Thursday 8 February 2018

a talk and a fall

This month's Arts Society, Colchester was about Fin-de-Siecle Vienna.  Based on what I knew from the BBC 4 programme with Dr James Fox (which was delightful and is sure to be repeated, frequently, so you can watch it too) I was expecting Gustav Klimt and middle class angst in about equal measure.  Today's lecturer took the same view of affairs as Dr Fox, and the lecture contained plenty of both, plus Egon Schiele.  I'd forgotten about him, despite having been to the Courtauld's 2015 exhibition.

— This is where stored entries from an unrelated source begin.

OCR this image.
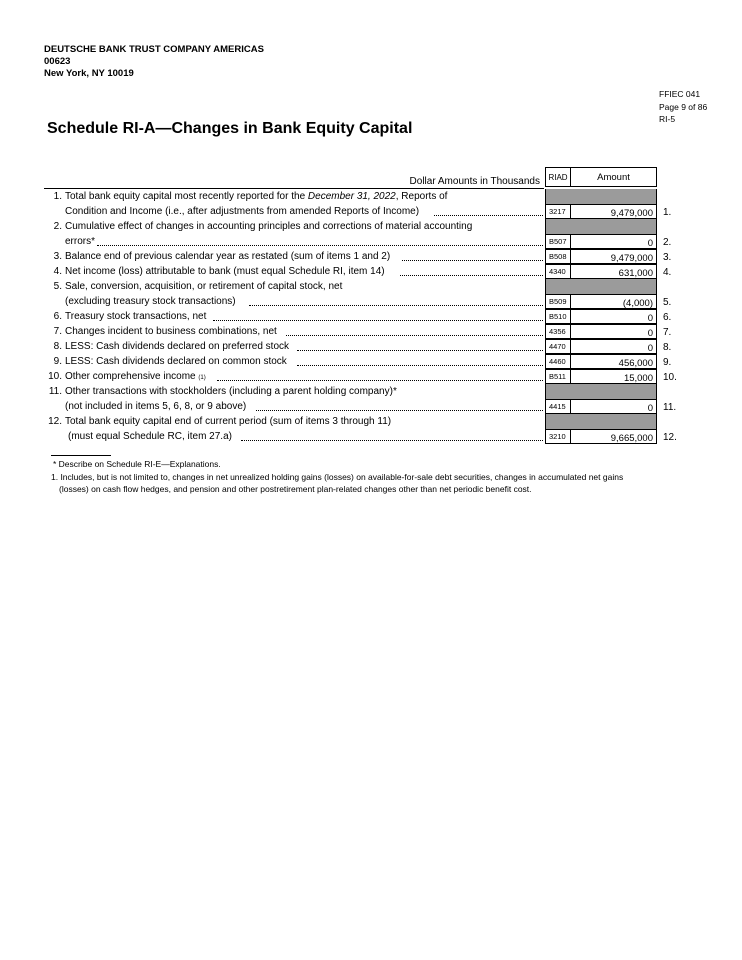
DEUTSCHE BANK TRUST COMPANY AMERICAS
00623
New York, NY 10019
FFIEC 041
Page 9 of 86
RI-5
Schedule RI-A—Changes in Bank Equity Capital
Dollar Amounts in Thousands	RIAD	Amount
1. Total bank equity capital most recently reported for the December 31, 2022, Reports of
Condition and Income (i.e., after adjustments from amended Reports of Income)	3217	9,479,000	1.
2. Cumulative effect of changes in accounting principles and corrections of material accounting
errors*	B507	0	2.
3. Balance end of previous calendar year as restated (sum of items 1 and 2)	B508	9,479,000	3.
4. Net income (loss) attributable to bank (must equal Schedule RI, item 14)	4340	631,000	4.
5. Sale, conversion, acquisition, or retirement of capital stock, net
(excluding treasury stock transactions)	B509	(4,000)	5.
6. Treasury stock transactions, net	B510	0	6.
7. Changes incident to business combinations, net	4356	0	7.
8. LESS: Cash dividends declared on preferred stock	4470	0	8.
9. LESS: Cash dividends declared on common stock	4460	456,000	9.
10. Other comprehensive income (1)	B511	15,000	10.
11. Other transactions with stockholders (including a parent holding company)*
(not included in items 5, 6, 8, or 9 above)	4415	0	11.
12. Total bank equity capital end of current period (sum of items 3 through 11)
(must equal Schedule RC, item 27.a)	3210	9,665,000	12.
* Describe on Schedule RI-E—Explanations.
1. Includes, but is not limited to, changes in net unrealized holding gains (losses) on available-for-sale debt securities, changes in accumulated net gains
(losses) on cash flow hedges, and pension and other postretirement plan-related changes other than net periodic benefit cost.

Happily, today's lecture also contained a fair proportion of architecture, which Dr Fox didn't cover so much.  I was pleased to be introduced to the work of Otto Wagner, no relation of the composer, who worked in variations of the modernist and Art Nouveaux idioms.  The lecturer did not use either of those terms, but that is how Otto Wagner was characterised on a tourist website which I found afterwards.  However you would label him, I liked his plain, square buildings with their ebullient gold decorations and colourful tiles.  He designed some beautiful railway stations, although they failed to convert the elderly Kaiser to the pleasures of rail travel, and if I were planning to visit Vienna I probably would get the bus out of town to see the church with its soaring gold dome he designed for a mental institution.  Only I'm not.

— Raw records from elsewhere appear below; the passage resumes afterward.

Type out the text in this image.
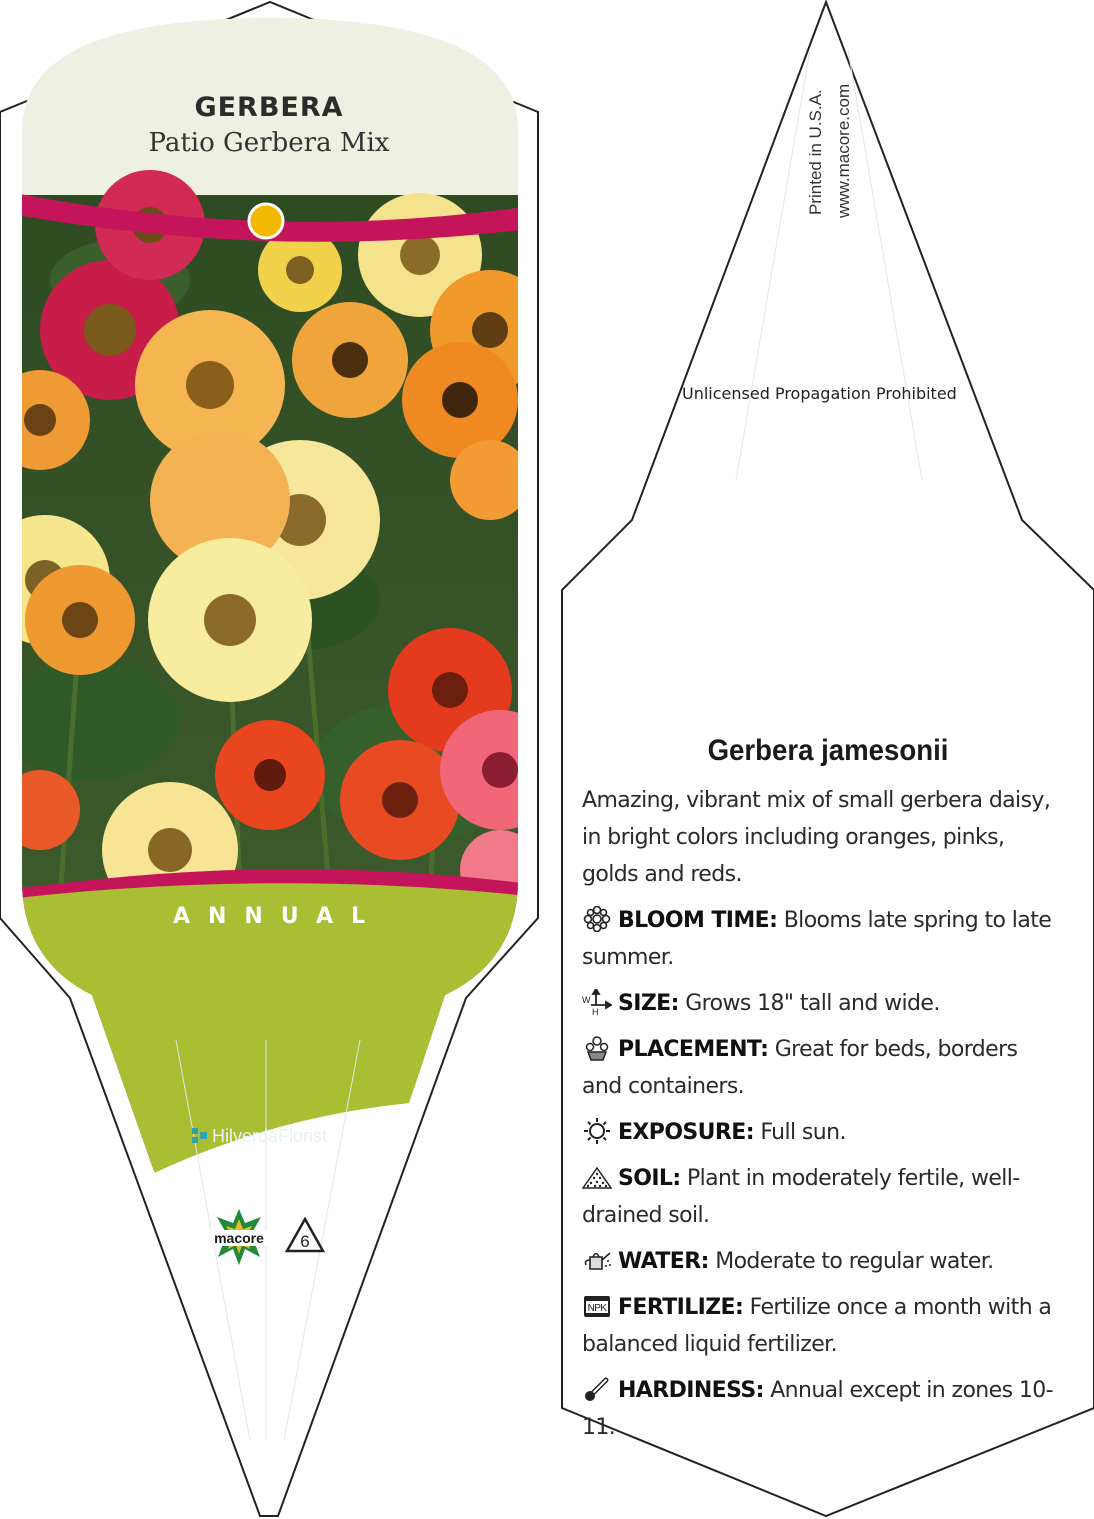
GERBERA
Patio Gerbera Mix
ANNUAL
HilverdaFlorist
macore 6
Printed in U.S.A. www.macore.com
Unlicensed Propagation Prohibited
Gerbera jamesonii

Amazing, vibrant mix of small gerbera daisy, in bright colors including oranges, pinks, golds and reds.

BLOOM TIME: Blooms late spring to late summer.

W
H SIZE: Grows 18" tall and wide.

PLACEMENT: Great for beds, borders and containers.

EXPOSURE: Full sun.

SOIL: Plant in moderately fertile, well-drained soil.

WATER: Moderate to regular water.

NPK FERTILIZE: Fertilize once a month with a balanced liquid fertilizer.

HARDINESS: Annual except in zones 10-11.
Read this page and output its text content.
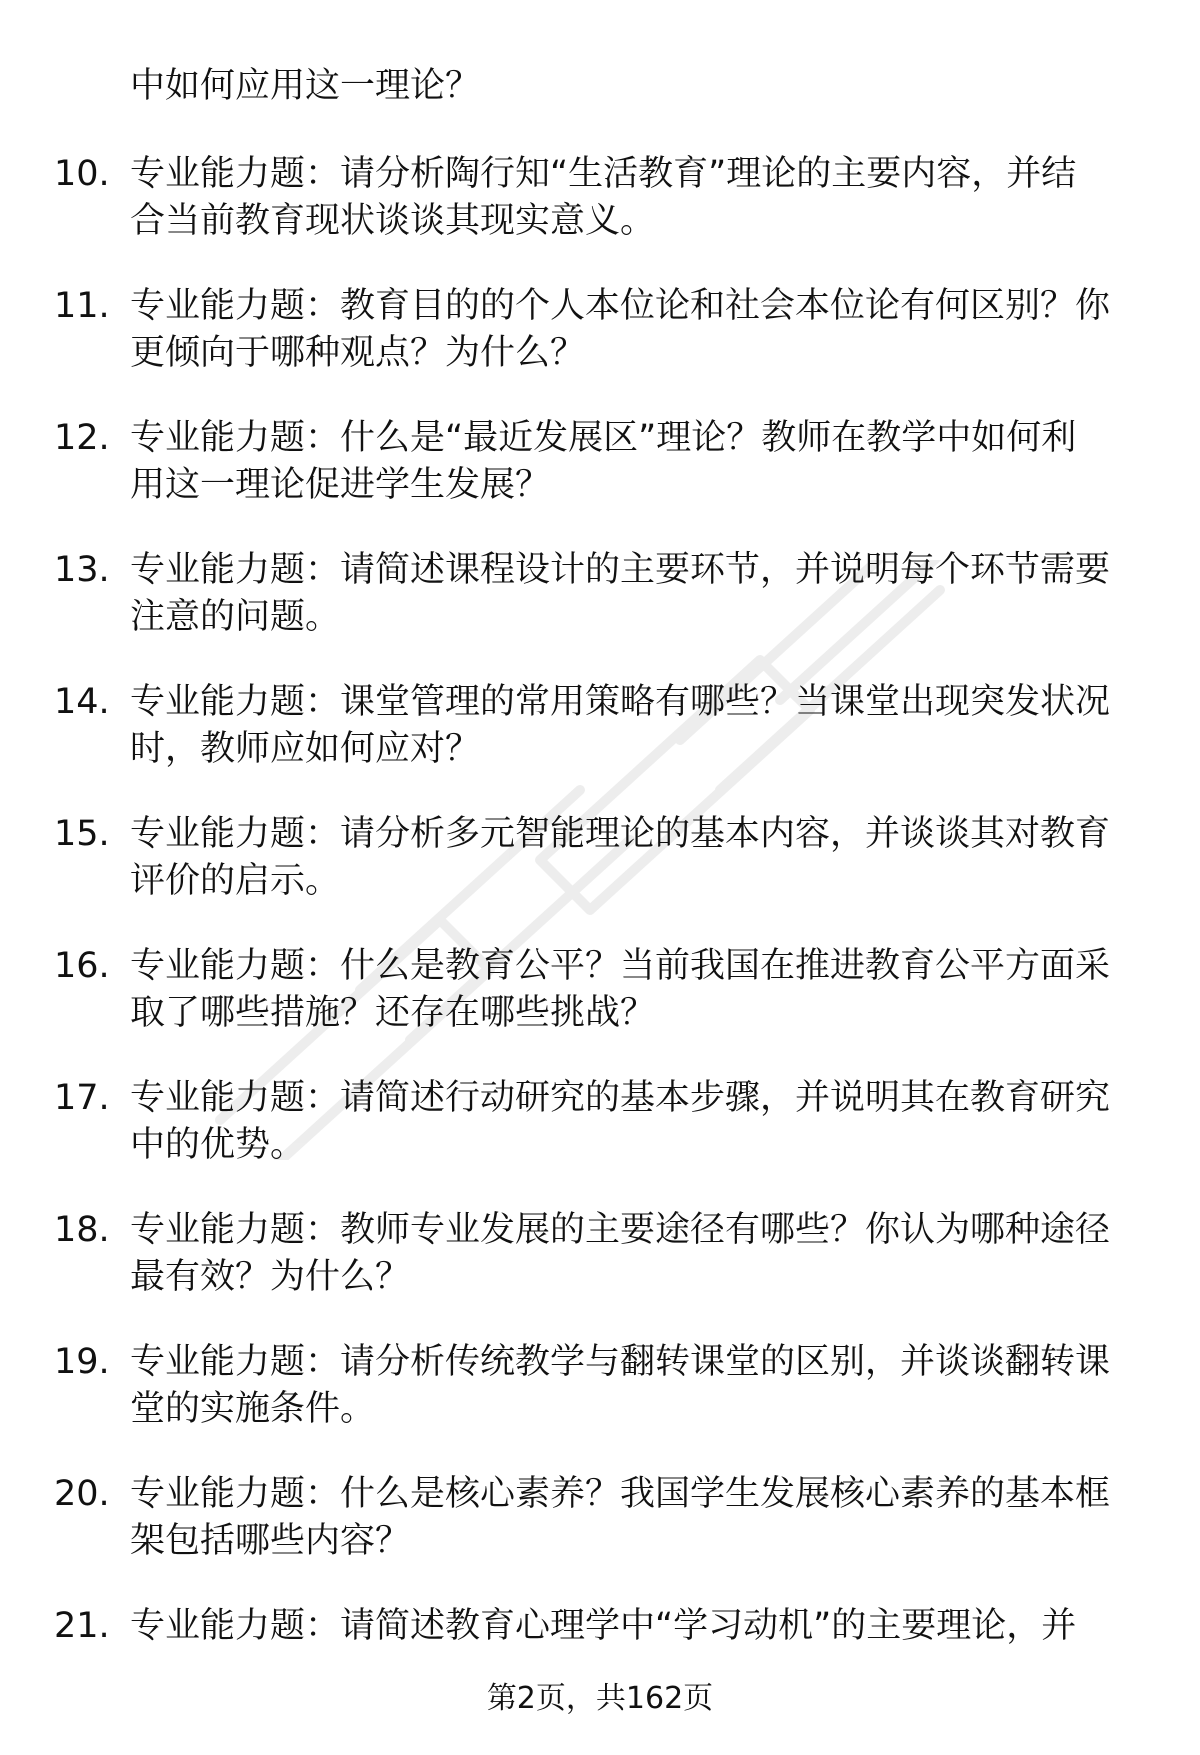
中如何应用这一理论？
10. 专业能力题：请分析陶行知“生活教育”理论的主要内容，并结
合当前教育现状谈谈其现实意义。
11. 专业能力题：教育目的的个人本位论和社会本位论有何区别？你
更倾向于哪种观点？为什么？
12. 专业能力题：什么是“最近发展区”理论？教师在教学中如何利
用这一理论促进学生发展？
13. 专业能力题：请简述课程设计的主要环节，并说明每个环节需要
注意的问题。
14. 专业能力题：课堂管理的常用策略有哪些？当课堂出现突发状况
时，教师应如何应对？
15. 专业能力题：请分析多元智能理论的基本内容，并谈谈其对教育
评价的启示。
16. 专业能力题：什么是教育公平？当前我国在推进教育公平方面采
取了哪些措施？还存在哪些挑战？
17. 专业能力题：请简述行动研究的基本步骤，并说明其在教育研究
中的优势。
18. 专业能力题：教师专业发展的主要途径有哪些？你认为哪种途径
最有效？为什么？
19. 专业能力题：请分析传统教学与翻转课堂的区别，并谈谈翻转课
堂的实施条件。
20. 专业能力题：什么是核心素养？我国学生发展核心素养的基本框
架包括哪些内容？
21. 专业能力题：请简述教育心理学中“学习动机”的主要理论，并
第2页，共162页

My only disappointment was that the lecturer did not mention Stephan Zweig or Joseph Roth and so I could not award myself points for having read their collected correspondence (in translation) and my full and sincere intention to read the book about them, Summer before the dark, which came out two years ago and has been on my Amazon wish list since then after reading the reviews.

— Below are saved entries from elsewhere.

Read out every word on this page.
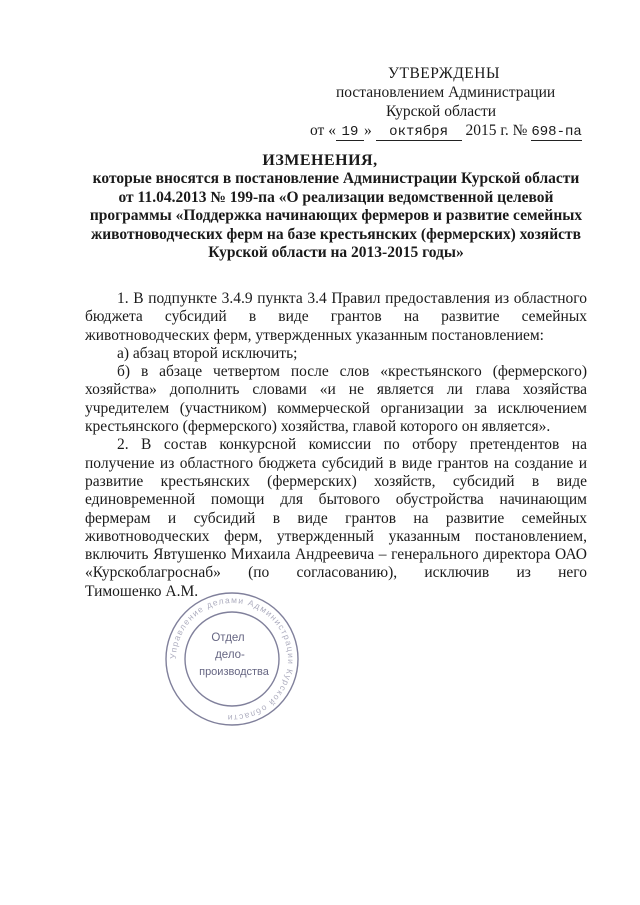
УТВЕРЖДЕНЫ
постановлением Администрации
Курской области
от « 19 » октября 2015 г. № 698-па
ИЗМЕНЕНИЯ,
которые вносятся в постановление Администрации Курской области от 11.04.2013 № 199-па «О реализации ведомственной целевой программы «Поддержка начинающих фермеров и развитие семейных животноводческих ферм на базе крестьянских (фермерских) хозяйств Курской области на 2013-2015 годы»

1. В подпункте 3.4.9 пункта 3.4 Правил предоставления из областного бюджета субсидий в виде грантов на развитие семейных животноводческих ферм, утвержденных указанным постановлением:

а) абзац второй исключить;

б) в абзаце четвертом после слов «крестьянского (фермерского) хозяйства» дополнить словами «и не является ли глава хозяйства учредителем (участником) коммерческой организации за исключением крестьянского (фермерского) хозяйства, главой которого он является».

2. В состав конкурсной комиссии по отбору претендентов на получение из областного бюджета субсидий в виде грантов на создание и развитие крестьянских (фермерских) хозяйств, субсидий в виде единовременной помощи для бытового обустройства начинающим фермерам и субсидий в виде грантов на развитие семейных животноводческих ферм, утвержденный указанным постановлением, включить Явтушенко Михаила Андреевича – генерального директора ОАО «Курскоблагроснаб» (по согласованию), исключив из него

Тимошенко А.М.

Управление делами Администрации Курской области
Отдел
дело-
производства
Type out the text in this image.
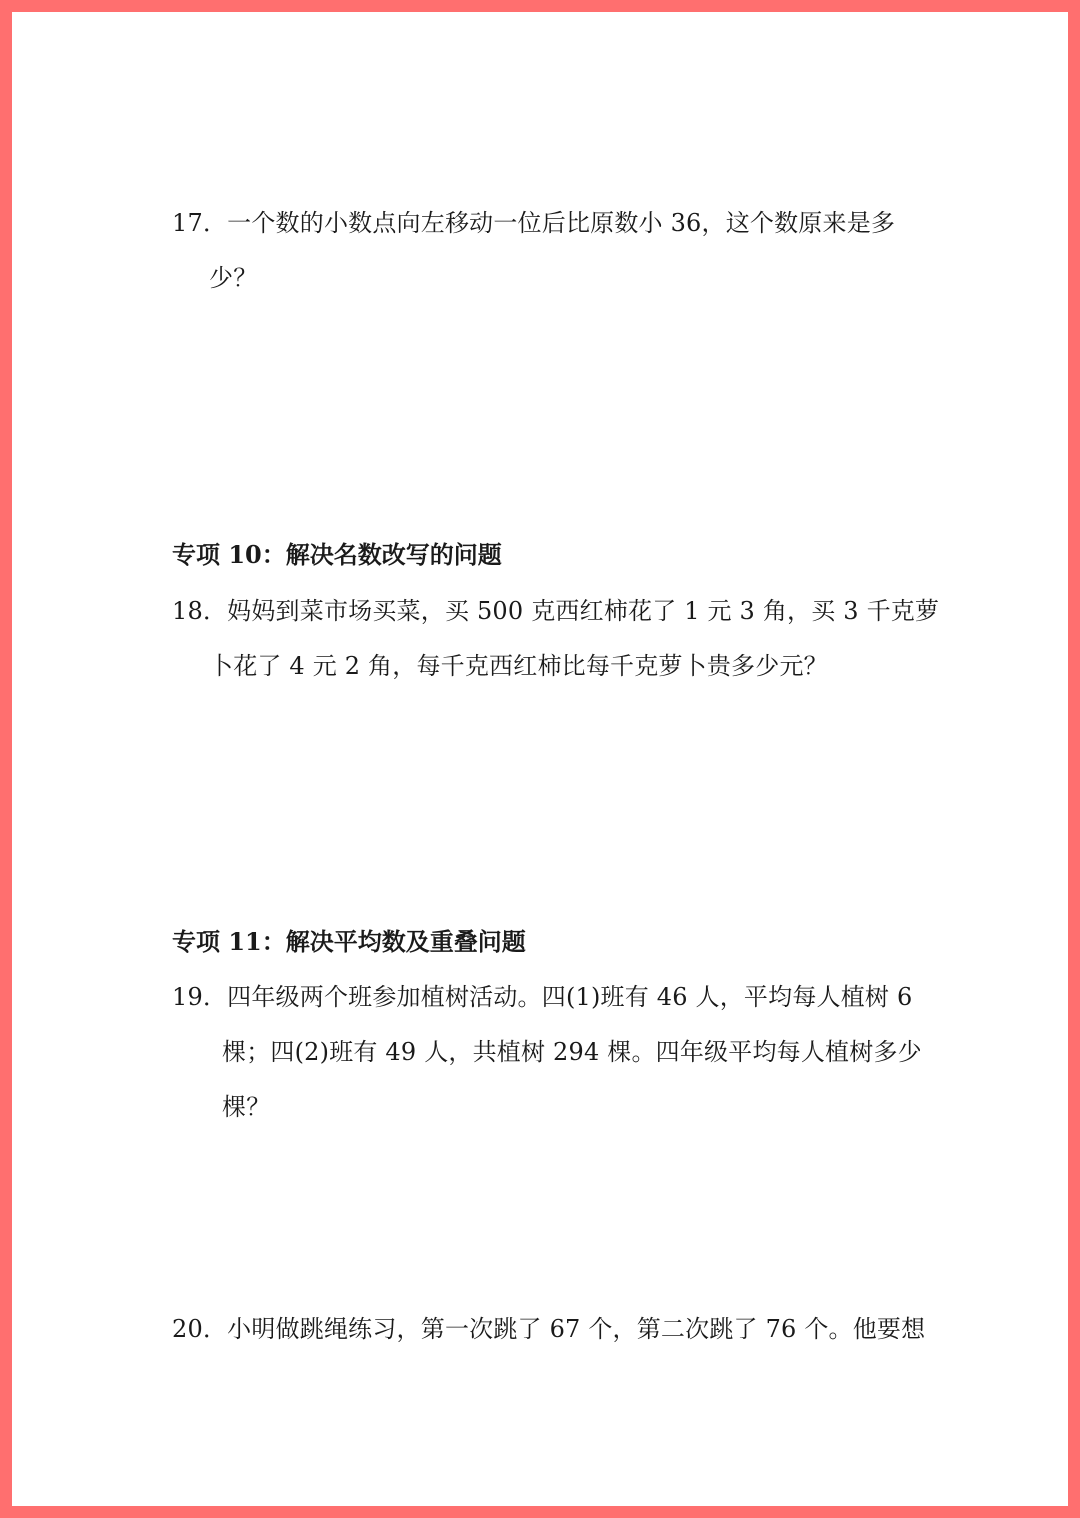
17．一个数的小数点向左移动一位后比原数小 36，这个数原来是多
少？
专项 10：解决名数改写的问题
18．妈妈到菜市场买菜，买 500 克西红柿花了 1 元 3 角，买 3 千克萝
卜花了 4 元 2 角，每千克西红柿比每千克萝卜贵多少元？
专项 11：解决平均数及重叠问题
19．四年级两个班参加植树活动。四(1)班有 46 人，平均每人植树 6
棵；四(2)班有 49 人，共植树 294 棵。四年级平均每人植树多少
棵？
20．小明做跳绳练习，第一次跳了 67 个，第二次跳了 76 个。他要想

I was rather late meeting the friend who introduced me to the society, though she touchingly insisted that she'd been sure I was coming.  Firstly, I had forgotten that proceedings would start a quarter of an hour early to allow time for the AGM before the lecture.  My usual rule is never to go to AGMs unless I am on the committee, but there was no escaping this one, and it lasted longer than some.  But secondly, I was delayed playing an ineffectual good samaritan as an elderly chap who was making his way up the road just ahead of me fell over outside the church.  I initially assumed he'd tripped over a small bollard sticking up at the edge of the car park, and as he seemed keen to get back to his feet I tried to help him, but it soon became clear that he couldn't get up.

We were joined by a woman who said she didn't like the look of this and she was going to ring for a paramedic.  The chap said he didn't want a paramedic, and I had grave doubts as to how quickly they would come, given that the patient was conscious and quite voluble.  He said his legs had gone under him, and that he'd been fine most of the way walking from central Colchester.  A little group of people en route to the lecture stopped to see what was going on, and we talked at cross purposes as it transpired that the first rescuer behind me was not going to the meeting herself, and had assumed that the old chap was trying to go home rather than into the church twenty yards away.  Once she discovered that he was among people some of whom knew him she left him in their care, somebody fetched a chair, somebody else offered water, he said he'd rather have a coffee, and two men helped him in to the building.  I expect he ought to go and get himself checked by his GP fairly soon, but he really didn't seem to be having a stroke or a heart attack at that minute.  The chairman of the music society was among the crowd, and I explained that I'd been walking just behind him and he had been staggering a bit but I'd put that down to age.  The chairman snorted and said that he was not that old, and was supposed to be going on the Arts Society holiday with them.  I hope he makes it.